Литмир - Электронная Библиотека

– Mais qu’importe tout cela aujourd’hui? le crime est découvert.

– Et grâce à qui? Était-ce ma faute si ma lettre était une arme à deux tranchants? Pourquoi as-tu été assez faible, assez niais pour livrer cette arme terrible… à cette infernale Cecily?

– Tais-toi… ne prononce pas ce nom! s’écria Jacques Ferrand avec une expression effrayante.

– Soit… je ne veux pas te rendre épileptique… tu vois bien qu’en ne comptant que sur la justice ordinaire… nos précautions mutuelles étaient suffisantes… Mais la justice extraordinaire de celui qui nous tient en son pouvoir redoutable procède autrement…

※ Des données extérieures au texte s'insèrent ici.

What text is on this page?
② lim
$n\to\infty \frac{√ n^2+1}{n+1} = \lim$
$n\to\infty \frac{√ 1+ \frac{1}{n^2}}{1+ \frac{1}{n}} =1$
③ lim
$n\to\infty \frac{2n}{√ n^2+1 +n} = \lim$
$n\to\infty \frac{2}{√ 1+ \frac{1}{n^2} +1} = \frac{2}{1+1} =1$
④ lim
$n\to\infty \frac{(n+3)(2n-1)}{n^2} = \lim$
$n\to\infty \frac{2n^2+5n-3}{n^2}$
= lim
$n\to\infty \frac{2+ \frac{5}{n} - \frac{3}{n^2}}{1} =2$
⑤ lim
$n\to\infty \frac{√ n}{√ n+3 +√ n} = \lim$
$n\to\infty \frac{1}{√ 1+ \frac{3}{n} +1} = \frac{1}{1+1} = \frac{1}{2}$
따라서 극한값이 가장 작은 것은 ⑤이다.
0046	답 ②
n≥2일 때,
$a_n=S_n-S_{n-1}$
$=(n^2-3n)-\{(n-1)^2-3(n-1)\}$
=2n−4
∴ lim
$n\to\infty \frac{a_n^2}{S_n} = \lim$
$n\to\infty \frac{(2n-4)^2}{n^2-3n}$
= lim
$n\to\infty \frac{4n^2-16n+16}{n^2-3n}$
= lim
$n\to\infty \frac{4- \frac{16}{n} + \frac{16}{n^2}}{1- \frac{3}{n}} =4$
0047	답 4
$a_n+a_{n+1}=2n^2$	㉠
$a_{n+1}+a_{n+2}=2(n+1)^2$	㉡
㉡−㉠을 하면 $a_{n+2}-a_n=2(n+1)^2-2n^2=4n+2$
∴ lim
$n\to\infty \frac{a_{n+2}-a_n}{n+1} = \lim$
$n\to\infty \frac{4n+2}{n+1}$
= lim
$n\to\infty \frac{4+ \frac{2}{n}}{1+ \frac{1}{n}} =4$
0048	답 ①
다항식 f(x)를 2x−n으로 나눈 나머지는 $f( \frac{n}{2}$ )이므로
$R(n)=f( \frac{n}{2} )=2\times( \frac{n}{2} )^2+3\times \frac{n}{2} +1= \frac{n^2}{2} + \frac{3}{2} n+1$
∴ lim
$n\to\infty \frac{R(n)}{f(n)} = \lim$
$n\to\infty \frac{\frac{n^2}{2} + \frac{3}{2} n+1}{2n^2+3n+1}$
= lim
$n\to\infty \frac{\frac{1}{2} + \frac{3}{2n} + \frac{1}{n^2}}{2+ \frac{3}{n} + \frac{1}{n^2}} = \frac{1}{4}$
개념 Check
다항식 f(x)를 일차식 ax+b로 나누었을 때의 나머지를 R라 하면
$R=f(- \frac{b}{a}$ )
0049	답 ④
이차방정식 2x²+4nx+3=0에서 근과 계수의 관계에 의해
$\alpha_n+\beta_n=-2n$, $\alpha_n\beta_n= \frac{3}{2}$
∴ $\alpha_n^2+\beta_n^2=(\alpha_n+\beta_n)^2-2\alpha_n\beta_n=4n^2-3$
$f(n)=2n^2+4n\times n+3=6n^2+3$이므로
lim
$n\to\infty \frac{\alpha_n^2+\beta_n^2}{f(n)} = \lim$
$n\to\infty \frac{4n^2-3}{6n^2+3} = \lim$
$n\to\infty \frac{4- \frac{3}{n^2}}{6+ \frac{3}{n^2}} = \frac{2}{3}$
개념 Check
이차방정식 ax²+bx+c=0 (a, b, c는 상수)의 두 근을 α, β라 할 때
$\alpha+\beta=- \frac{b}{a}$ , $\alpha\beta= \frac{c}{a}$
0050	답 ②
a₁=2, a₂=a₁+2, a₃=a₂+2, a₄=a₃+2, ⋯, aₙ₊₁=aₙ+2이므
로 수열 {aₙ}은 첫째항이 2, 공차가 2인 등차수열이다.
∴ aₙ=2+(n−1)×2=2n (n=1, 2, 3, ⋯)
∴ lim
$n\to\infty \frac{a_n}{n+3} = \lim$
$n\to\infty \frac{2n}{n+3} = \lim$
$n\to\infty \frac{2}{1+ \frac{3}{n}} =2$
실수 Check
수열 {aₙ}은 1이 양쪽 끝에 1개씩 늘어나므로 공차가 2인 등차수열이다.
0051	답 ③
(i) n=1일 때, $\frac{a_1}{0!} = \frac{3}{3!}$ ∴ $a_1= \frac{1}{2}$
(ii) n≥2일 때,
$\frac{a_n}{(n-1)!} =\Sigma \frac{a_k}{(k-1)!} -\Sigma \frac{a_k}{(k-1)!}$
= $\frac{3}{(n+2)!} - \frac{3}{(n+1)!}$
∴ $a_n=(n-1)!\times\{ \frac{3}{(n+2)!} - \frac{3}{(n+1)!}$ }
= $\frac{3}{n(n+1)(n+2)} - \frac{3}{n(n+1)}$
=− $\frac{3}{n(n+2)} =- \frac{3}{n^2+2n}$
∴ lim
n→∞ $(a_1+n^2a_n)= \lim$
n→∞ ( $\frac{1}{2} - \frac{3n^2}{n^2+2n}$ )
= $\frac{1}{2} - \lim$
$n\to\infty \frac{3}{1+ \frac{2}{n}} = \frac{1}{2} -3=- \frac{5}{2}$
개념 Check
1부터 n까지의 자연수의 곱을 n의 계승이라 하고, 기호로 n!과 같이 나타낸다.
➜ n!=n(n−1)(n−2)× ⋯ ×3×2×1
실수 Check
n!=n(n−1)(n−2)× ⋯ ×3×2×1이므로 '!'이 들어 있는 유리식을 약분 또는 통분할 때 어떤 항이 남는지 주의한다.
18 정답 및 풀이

– Oh! je ne le sais que trop.

– Il croit, lui, que couper la tête aux criminels ne répare pas suffisamment le mal qu’ils ont fait… Avec les preuves qu’il a en mains, il nous livrait tous deux aux tribunaux. Qu’en résultait-il? Deux cadavres tout au plus bons à engraisser l’herbe du cimetière!

– Oh! oui, ce sont des larmes, des angoisses, des tortures, qu’il lui faut à ce prince, à ce démon. Mais, je ne le connais pas, moi; mais je ne lui ai jamais fait de mal. Pourquoi s’acharne-t-il ainsi sur moi?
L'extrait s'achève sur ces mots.